Your Honours, in light of the way that the argument has developed it might not be helpful for me to take the Court in the detail that I was proposing to take the Court through some of the material. We have addressed in some detail the legal points in writing. We do contend that our friends should be confined to the case that they ran in the Full Court, which was an irrelevant considerations case and that they have not demonstrated any exceptional circumstances that would warrant a departure from that. But we have dealt with that in writing. Unless your Honours have any further questions, those are my submissions.
FRENCH CJ: Thank you, Mr Donaghue. Yes, Mr Nash.
MR NASH: If the Court pleases, just three quick points by way of reply. The issues, 3, 4 and 5, really came before the Tribunal by reason of the reasons that the Minister gave dealing, amongst other things, with the conduct of the applicant in Australia, which appears at appeal book page 306 and following. The issues that relate to those three grounds arose because they were the only matters that the Minister had, the transcripts were received only after the hearing before the AAT had commenced.
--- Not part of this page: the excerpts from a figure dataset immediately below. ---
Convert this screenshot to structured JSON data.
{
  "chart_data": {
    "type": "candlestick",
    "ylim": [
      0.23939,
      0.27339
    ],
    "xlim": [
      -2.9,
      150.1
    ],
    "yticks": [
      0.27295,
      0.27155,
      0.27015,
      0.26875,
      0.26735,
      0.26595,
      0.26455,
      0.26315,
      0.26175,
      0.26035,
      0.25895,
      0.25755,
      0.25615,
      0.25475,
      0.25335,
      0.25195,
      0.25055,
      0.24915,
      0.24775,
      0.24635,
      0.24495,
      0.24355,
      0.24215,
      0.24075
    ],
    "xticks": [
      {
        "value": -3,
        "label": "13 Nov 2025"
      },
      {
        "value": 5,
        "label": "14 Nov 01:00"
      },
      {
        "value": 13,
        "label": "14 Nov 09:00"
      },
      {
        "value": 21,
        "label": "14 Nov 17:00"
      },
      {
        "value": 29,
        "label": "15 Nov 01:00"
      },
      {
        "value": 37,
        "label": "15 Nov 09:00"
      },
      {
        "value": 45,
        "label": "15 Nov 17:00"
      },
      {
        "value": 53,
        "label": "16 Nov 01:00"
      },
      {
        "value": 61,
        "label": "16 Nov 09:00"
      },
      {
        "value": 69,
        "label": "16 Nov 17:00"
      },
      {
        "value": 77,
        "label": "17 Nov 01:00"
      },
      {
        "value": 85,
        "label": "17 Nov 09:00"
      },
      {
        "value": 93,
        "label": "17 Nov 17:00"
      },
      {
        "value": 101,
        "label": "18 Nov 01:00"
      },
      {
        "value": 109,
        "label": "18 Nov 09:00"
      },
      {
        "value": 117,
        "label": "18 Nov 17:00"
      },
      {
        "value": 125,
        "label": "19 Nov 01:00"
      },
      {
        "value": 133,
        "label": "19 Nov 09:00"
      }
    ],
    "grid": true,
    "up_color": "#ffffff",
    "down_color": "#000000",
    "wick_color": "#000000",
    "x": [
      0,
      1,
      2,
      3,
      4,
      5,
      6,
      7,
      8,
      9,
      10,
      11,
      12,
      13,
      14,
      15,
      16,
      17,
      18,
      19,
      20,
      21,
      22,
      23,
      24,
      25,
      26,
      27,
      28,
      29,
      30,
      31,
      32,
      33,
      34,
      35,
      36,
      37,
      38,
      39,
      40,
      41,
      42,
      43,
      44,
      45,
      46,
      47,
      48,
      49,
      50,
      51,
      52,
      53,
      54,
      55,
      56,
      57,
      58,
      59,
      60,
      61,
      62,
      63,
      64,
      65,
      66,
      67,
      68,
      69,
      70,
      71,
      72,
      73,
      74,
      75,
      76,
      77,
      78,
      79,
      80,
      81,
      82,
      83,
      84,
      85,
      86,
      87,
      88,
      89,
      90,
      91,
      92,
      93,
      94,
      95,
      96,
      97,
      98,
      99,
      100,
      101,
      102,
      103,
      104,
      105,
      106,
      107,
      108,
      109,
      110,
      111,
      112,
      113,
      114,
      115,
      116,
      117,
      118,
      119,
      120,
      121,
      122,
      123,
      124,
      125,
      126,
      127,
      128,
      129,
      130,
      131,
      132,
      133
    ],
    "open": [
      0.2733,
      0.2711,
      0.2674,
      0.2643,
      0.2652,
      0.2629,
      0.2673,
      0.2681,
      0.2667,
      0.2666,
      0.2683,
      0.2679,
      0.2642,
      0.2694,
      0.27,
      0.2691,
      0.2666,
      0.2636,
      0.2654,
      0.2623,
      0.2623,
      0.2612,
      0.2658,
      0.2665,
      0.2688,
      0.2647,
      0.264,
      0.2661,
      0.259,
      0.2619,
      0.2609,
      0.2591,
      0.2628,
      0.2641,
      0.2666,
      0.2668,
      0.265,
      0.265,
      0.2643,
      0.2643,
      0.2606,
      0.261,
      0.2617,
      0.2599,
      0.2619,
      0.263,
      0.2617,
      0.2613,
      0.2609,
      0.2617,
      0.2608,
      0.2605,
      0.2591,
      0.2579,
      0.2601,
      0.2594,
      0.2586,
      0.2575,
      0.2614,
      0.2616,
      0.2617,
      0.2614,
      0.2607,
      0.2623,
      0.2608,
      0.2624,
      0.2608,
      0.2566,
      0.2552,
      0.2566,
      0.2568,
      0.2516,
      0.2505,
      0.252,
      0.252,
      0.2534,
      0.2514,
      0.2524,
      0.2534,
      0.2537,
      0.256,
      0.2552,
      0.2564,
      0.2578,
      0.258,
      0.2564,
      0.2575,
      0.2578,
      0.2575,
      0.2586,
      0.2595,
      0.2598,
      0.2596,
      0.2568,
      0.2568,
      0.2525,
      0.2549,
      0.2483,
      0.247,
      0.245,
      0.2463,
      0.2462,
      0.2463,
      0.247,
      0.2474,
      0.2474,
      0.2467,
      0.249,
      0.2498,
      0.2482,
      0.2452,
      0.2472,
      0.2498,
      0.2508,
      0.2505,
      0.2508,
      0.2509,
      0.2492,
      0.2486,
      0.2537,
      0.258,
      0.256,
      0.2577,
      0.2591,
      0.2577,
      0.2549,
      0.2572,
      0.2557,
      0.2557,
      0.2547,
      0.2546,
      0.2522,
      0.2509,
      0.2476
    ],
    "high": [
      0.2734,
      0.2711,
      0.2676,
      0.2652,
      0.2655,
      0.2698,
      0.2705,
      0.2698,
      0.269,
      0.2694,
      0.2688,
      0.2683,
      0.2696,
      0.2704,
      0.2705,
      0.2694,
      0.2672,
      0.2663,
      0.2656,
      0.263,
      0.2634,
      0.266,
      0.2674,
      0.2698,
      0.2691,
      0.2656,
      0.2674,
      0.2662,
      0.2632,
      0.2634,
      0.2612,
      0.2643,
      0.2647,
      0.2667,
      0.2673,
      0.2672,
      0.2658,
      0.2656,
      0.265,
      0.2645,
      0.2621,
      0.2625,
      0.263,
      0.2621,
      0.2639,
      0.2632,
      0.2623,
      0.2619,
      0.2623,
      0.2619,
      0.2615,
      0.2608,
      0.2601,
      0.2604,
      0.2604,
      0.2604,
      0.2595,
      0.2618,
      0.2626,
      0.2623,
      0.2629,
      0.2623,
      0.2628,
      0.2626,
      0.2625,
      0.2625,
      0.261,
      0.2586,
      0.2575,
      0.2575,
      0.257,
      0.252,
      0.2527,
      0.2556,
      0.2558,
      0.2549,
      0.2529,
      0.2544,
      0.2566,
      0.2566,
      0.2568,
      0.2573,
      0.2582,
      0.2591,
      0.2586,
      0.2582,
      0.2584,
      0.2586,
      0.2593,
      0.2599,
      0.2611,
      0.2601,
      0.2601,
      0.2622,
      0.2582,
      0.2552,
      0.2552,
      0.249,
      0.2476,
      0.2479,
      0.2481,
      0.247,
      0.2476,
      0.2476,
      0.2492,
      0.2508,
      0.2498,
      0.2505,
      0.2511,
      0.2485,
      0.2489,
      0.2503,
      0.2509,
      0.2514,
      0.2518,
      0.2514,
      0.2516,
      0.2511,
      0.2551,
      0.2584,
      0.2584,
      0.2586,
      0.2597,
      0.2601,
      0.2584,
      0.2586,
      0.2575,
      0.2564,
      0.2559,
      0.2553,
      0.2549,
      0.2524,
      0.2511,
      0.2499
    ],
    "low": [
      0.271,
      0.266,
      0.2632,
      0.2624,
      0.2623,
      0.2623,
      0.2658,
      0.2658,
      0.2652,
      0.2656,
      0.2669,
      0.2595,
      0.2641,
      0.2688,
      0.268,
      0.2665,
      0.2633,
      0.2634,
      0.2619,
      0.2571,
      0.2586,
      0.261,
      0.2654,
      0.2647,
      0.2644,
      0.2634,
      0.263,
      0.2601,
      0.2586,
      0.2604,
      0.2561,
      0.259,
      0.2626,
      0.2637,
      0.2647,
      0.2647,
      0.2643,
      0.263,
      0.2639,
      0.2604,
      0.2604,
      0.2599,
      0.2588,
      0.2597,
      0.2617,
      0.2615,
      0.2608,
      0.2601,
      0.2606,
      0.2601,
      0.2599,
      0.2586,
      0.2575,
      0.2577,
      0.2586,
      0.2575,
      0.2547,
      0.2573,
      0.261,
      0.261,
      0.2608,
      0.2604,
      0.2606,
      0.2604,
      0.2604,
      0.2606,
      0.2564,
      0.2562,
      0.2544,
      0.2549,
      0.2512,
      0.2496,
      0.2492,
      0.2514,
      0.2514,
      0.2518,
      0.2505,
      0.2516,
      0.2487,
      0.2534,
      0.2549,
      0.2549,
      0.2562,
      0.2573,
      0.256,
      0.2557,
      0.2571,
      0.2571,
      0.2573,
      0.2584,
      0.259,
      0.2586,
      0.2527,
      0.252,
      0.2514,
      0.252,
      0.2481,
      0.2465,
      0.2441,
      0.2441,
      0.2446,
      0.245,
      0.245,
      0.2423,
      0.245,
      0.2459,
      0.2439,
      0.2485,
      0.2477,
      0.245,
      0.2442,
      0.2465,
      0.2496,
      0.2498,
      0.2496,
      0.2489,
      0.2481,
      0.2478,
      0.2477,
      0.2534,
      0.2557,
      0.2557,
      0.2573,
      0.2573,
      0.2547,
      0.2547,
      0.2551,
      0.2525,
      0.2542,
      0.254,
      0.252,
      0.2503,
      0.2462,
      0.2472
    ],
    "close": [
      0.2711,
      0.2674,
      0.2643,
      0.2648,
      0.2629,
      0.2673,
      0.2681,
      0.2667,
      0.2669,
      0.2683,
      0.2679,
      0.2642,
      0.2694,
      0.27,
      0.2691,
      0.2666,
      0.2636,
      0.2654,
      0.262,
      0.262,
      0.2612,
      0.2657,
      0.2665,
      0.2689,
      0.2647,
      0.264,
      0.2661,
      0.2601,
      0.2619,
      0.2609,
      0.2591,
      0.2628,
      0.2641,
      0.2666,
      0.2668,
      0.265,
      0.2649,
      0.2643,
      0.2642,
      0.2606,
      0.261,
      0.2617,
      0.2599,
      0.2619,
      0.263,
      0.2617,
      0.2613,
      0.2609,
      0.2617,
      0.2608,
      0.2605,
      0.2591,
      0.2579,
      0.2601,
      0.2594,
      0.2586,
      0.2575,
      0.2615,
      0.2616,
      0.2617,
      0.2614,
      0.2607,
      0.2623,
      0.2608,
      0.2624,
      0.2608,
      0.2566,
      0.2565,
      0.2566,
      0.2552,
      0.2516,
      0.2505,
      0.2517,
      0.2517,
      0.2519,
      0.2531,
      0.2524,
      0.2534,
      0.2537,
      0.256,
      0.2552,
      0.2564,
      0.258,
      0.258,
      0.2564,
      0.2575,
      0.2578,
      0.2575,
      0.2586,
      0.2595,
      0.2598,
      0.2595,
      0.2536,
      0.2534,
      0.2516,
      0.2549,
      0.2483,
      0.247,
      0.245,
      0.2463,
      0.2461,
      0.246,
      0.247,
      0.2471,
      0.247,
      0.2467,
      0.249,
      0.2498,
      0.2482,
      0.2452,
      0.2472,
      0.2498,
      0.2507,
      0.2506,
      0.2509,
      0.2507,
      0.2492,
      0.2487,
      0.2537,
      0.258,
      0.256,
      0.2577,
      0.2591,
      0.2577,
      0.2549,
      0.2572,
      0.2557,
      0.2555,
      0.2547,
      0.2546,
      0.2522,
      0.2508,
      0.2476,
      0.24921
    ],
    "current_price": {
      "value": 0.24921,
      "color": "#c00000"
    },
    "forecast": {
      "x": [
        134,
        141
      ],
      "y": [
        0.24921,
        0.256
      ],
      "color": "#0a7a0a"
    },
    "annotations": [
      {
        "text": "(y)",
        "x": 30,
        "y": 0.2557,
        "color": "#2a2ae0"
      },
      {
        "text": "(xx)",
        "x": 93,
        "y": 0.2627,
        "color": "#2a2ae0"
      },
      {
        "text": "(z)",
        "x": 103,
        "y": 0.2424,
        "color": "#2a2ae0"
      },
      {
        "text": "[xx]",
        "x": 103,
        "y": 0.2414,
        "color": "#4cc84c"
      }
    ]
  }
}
That is a bit of context that may not have appeared to date. So, the discussion before the Tribunal started off with a discussion of the Minister’s reasons and the Minister’s reasons canvassed the third, fourth and fifth of those criteria or those grounds. The second short point is that, whatever else could be relevant to why the transcripts had weight, the grounds set out in paragraph 72 could not, the attempt to escape from Immigration custody.
The last point we would wish to make is, of course, that may have appeared from our learned friend’s argument, this is not a question of insufficient reasons. It is a question of reasons revealing the taking into account of irrelevant matters and, therefore, absence of jurisdiction, in terms of Craig. Subject to any questions, they are the responses by the appellant.
FRENCH CJ: Thank you, Mr Nash. The Court will reserve its decision.